Zaman boşluğunun önünde yürek boşluğu: Karşı karşıya, birbirlerine yokluklarını yansıtan iki ayna, aynı hiçlik görüntüsü... Hayalperest bir budalalığın etkisi altındaymış gibi, her şey aynı seviyeye gelir: Artık doruklar da yoktur, uçurumlar da... Yalanlardaki şiir, bir muammanın dürtüsü artık nerede keşfedilir? - Cani özgürlüğünü sınırsız bir şekilde kullanır ve gücünün fikrine karşı koyamaz. Başkalarının hayatına son verme konusunda, o da her birimizle aynı düzeydedir. Eğer düşüncede öldürdüklerimiz hakikaten yok olsalardı, yeryüzünde kimse kalmazdı. İçimizde çekingen bir cellat, hayata geçmemiş bir katil taşırız. İnsan öldürme eğilimlerini kendilerine itiraf etme cüreti olmayanlar da cinayetlerini rüyalarında işlerler, kabuslarını cesetlerle doldururlar.

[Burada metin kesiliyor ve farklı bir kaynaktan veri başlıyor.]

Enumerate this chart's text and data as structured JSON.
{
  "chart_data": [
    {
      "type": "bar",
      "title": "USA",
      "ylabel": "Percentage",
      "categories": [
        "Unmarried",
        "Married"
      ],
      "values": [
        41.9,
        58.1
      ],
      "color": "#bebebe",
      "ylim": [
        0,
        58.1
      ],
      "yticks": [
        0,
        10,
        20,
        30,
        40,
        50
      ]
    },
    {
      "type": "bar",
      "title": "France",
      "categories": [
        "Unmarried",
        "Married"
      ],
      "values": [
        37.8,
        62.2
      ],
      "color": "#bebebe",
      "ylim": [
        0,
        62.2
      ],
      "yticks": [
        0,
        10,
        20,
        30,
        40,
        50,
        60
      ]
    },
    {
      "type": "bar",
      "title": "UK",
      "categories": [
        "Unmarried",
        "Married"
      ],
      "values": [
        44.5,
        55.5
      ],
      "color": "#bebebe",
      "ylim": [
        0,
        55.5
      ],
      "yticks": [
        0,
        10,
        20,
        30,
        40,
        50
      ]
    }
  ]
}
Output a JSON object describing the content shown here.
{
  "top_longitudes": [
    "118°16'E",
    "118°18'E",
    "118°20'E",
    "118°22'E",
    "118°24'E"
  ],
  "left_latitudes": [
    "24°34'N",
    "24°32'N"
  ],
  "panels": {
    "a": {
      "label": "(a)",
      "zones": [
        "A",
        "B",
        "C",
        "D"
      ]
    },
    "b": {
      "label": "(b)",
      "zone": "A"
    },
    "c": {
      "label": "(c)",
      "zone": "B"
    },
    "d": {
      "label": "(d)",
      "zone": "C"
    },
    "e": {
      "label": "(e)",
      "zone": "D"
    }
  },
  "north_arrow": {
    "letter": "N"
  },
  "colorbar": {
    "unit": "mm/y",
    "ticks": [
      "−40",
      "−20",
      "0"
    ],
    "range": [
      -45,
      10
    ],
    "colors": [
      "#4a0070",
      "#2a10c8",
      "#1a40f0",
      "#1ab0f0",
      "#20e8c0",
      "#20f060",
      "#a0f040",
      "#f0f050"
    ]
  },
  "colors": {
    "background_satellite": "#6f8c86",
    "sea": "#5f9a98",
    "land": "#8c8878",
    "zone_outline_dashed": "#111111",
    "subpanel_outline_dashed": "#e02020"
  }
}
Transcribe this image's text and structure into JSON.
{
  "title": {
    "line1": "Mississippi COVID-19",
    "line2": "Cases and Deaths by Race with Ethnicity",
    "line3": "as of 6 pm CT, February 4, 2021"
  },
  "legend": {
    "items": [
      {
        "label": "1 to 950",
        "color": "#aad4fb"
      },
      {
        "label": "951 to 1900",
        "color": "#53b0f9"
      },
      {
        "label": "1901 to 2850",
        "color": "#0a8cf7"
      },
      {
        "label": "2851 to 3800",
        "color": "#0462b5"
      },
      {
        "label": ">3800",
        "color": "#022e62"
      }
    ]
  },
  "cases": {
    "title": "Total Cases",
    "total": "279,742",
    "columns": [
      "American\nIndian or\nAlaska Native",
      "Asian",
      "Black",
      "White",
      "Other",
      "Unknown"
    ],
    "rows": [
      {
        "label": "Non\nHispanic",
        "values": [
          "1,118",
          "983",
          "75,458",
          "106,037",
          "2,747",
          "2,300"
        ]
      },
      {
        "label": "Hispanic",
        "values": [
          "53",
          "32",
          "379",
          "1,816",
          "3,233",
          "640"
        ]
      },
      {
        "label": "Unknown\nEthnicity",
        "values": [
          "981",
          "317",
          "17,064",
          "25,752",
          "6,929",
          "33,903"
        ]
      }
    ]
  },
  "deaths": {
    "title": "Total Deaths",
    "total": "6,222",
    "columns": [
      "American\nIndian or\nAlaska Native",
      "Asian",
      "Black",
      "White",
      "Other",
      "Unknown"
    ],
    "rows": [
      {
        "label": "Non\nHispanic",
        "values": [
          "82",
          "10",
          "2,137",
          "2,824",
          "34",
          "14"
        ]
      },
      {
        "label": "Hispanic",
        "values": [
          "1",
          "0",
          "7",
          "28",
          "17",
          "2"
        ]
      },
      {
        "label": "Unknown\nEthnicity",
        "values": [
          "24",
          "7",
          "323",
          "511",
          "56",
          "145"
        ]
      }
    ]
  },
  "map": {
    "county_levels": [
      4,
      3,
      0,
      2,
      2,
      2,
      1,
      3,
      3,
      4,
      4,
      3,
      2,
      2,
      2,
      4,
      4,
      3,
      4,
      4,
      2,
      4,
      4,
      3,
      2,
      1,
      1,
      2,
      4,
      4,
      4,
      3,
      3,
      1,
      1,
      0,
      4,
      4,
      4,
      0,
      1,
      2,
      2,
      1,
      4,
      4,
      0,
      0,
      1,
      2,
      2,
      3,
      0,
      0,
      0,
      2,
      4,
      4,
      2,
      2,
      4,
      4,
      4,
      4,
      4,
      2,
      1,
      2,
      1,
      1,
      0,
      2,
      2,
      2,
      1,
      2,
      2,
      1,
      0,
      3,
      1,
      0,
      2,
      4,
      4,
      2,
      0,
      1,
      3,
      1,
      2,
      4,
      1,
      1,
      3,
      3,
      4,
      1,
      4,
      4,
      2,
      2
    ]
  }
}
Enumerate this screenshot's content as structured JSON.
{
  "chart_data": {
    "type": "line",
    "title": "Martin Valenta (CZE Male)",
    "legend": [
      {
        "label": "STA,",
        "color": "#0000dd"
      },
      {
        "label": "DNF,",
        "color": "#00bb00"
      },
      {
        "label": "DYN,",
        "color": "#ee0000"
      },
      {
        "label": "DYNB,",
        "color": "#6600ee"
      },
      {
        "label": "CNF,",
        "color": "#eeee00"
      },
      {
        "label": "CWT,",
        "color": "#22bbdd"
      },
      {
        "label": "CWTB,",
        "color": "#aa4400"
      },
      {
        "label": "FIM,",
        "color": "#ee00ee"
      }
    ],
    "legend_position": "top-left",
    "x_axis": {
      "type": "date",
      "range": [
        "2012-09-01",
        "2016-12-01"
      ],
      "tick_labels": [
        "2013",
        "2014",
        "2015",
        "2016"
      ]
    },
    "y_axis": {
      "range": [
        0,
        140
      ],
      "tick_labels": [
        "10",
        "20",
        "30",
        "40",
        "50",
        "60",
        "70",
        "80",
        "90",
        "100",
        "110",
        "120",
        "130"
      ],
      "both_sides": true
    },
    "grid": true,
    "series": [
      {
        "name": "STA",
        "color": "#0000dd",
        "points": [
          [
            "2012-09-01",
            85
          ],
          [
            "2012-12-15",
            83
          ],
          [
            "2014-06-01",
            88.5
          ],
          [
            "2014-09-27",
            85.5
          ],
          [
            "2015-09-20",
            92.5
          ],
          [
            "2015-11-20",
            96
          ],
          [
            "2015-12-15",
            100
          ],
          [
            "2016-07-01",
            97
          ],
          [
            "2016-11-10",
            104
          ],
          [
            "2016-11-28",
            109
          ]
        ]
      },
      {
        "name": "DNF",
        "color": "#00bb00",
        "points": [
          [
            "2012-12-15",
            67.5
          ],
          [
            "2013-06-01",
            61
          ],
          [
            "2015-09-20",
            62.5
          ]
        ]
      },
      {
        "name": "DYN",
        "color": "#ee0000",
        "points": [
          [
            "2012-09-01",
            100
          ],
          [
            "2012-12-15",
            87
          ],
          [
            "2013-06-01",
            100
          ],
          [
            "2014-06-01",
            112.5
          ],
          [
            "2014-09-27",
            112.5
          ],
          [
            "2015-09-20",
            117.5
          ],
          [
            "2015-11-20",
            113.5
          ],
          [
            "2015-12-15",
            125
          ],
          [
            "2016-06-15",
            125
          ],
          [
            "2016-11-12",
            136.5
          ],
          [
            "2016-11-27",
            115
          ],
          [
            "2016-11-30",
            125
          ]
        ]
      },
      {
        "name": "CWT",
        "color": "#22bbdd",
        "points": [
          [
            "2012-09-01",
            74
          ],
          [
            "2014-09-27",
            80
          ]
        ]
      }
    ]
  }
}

- İnsan kendini Şeytan'da çok fazla bulduğu için O'na tapamaz; ondan bilerek nefret eder; kendinden yüz çevirir ve Tanrı'nın yoksul vasıflarını ayakta tutar.
- Etrafımıza saçtığımız kelimeler oranında ölürüz. Konuşanların sırrı yoktur. Ve hepimiz konuşuruz. Kendimize ihanet eder, kalbimizi teşhir ederiz; her birimiz dile gelmezliğin celladıyızdır; her birimiz sırları, en başta da kendi sırlarımızı yok etmek için yırtınırız.
- Günlere tutunuyoruz, çünkü ölme arzusu fazla mantıksaldır, bundan dolayı da işe yaramazdır.